The MSCI World Equity Index is up 8% year-to-date and the risk premium on junk bonds, or sub-investment-grade debt, is at its lowest since Q2 2022.

That is fueled by the so-called Goldilocks view that the global economy will cool just enough to quell inflation, but not so much that incomes will fall.

Corporate earnings are expected to improve from last year’s lows as inflation eases.

Excluding volatile energy companies, MSCI’s earnings per share growth for world-listed companies is expected to accelerate to 4.2 percent this year, from 1.0 percent. 8% expected for 2022, according to Barclays (LON:), then 9.3% in 2024.

But recovering stocks doesn’t mean the world will come out of recession, but that China’s reopening of its economy after COVID will limit the downturn. The MSCI index is still down 14% from its January 2022 peak.

Stocks move higher on ‘Goldilocks’ view


Some of the biggest companies in the world include Meta, IBM (NYSE:) and Amazon (NASDAQ:) are cutting thousands of jobs.

But many of those fired were from tech companies that have been hiring aggressively during the pandemic, Goldman Sachs (NYSE:NYSE) economist Ronnie Walker noted.

“These characteristics suggest that companies conducting layoffs are not representative of the broader economy,” says Walker.

Indeed, US job growth accelerated in January while the unemployment rate hit its lowest level in more than 53 years. Job creation in 2022 was also much stronger than previously estimated, prompting Fed Chair Jerome Powell to make bellicose comments.

The tech sector leads the way in the number of employees laid off in January


Dubbed “Dr Copper” for its performance as a boom indicator, the metal has risen about 8% this year to around $9,005 a tonne as China’s economy reopens.

Copper also saw its price-to-gold ratio rise sharply from January’s three-month low.

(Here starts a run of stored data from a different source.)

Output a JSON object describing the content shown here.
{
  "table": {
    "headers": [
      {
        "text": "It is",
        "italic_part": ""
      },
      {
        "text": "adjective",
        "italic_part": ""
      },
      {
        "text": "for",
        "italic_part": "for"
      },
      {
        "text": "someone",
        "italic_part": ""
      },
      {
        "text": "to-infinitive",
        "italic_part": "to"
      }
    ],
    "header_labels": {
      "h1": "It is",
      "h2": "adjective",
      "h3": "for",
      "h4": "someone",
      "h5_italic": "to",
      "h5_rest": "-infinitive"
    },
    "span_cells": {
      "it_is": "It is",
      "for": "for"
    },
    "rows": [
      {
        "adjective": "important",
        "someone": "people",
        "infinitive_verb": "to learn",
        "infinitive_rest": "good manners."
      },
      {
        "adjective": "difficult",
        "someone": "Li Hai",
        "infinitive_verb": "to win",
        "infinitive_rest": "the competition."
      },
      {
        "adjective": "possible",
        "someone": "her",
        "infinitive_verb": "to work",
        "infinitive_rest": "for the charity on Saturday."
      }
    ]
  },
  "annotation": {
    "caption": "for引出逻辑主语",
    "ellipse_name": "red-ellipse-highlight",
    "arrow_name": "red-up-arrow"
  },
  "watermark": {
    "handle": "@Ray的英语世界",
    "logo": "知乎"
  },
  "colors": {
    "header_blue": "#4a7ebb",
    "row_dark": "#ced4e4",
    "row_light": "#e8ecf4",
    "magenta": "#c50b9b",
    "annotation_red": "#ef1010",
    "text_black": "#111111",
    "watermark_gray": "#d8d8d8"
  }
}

If investors buy and dump gold, they’re not too worried about the outlook.

But copper prices have fallen back recently, reflecting some caution as investors reassess expectations about the speed and scale of China’s recovery.



Euro zone business activity unexpectedly rebounded in January and China’s growth slowed less than expected.

Global data is delivering positive surprises at highest pace since May, Citi index shows

Most economists still expect a recession in the United States, but businesses and some banks have cut the probability.

Others noted that future growth indicators such as manufacturing activity, housing market data and consumer confidence remained dismal.

“A lot of the leading indices and surveys look pretty bad to face value, even though many of them are doing fine,” said Patrick Saner, head of macro strategy at Swiss Re (OTC:). fixed or even recovered”. “However, amid inflation, it is core services that matter and that is underpinned by a labor market that remains very strong and shows little sign of slowing down.”

Global business activity increases


Not everyone shares the optimistic view, with the bond market still bracing for a recession.

The yield curves for government bonds in the US, Germany and other countries are deeply inverted, meaning that short-term borrowing costs are much higher than long-term borrowing costs.

Historically, it’s been a reliable sign that a recession is coming. Both the 2-year/10-year and 3-month/10-year yield curves are the most inverted since the early 1980s.

Meanwhile, traders bet that the Fed will raise rates to 5%-5.25% then deliver at least one rate cut later this year.

And economists polled by Reuters expect global growth to hit just 2% this year, a level associated with historically severe recessions and warn of risks that this pace could be even slower.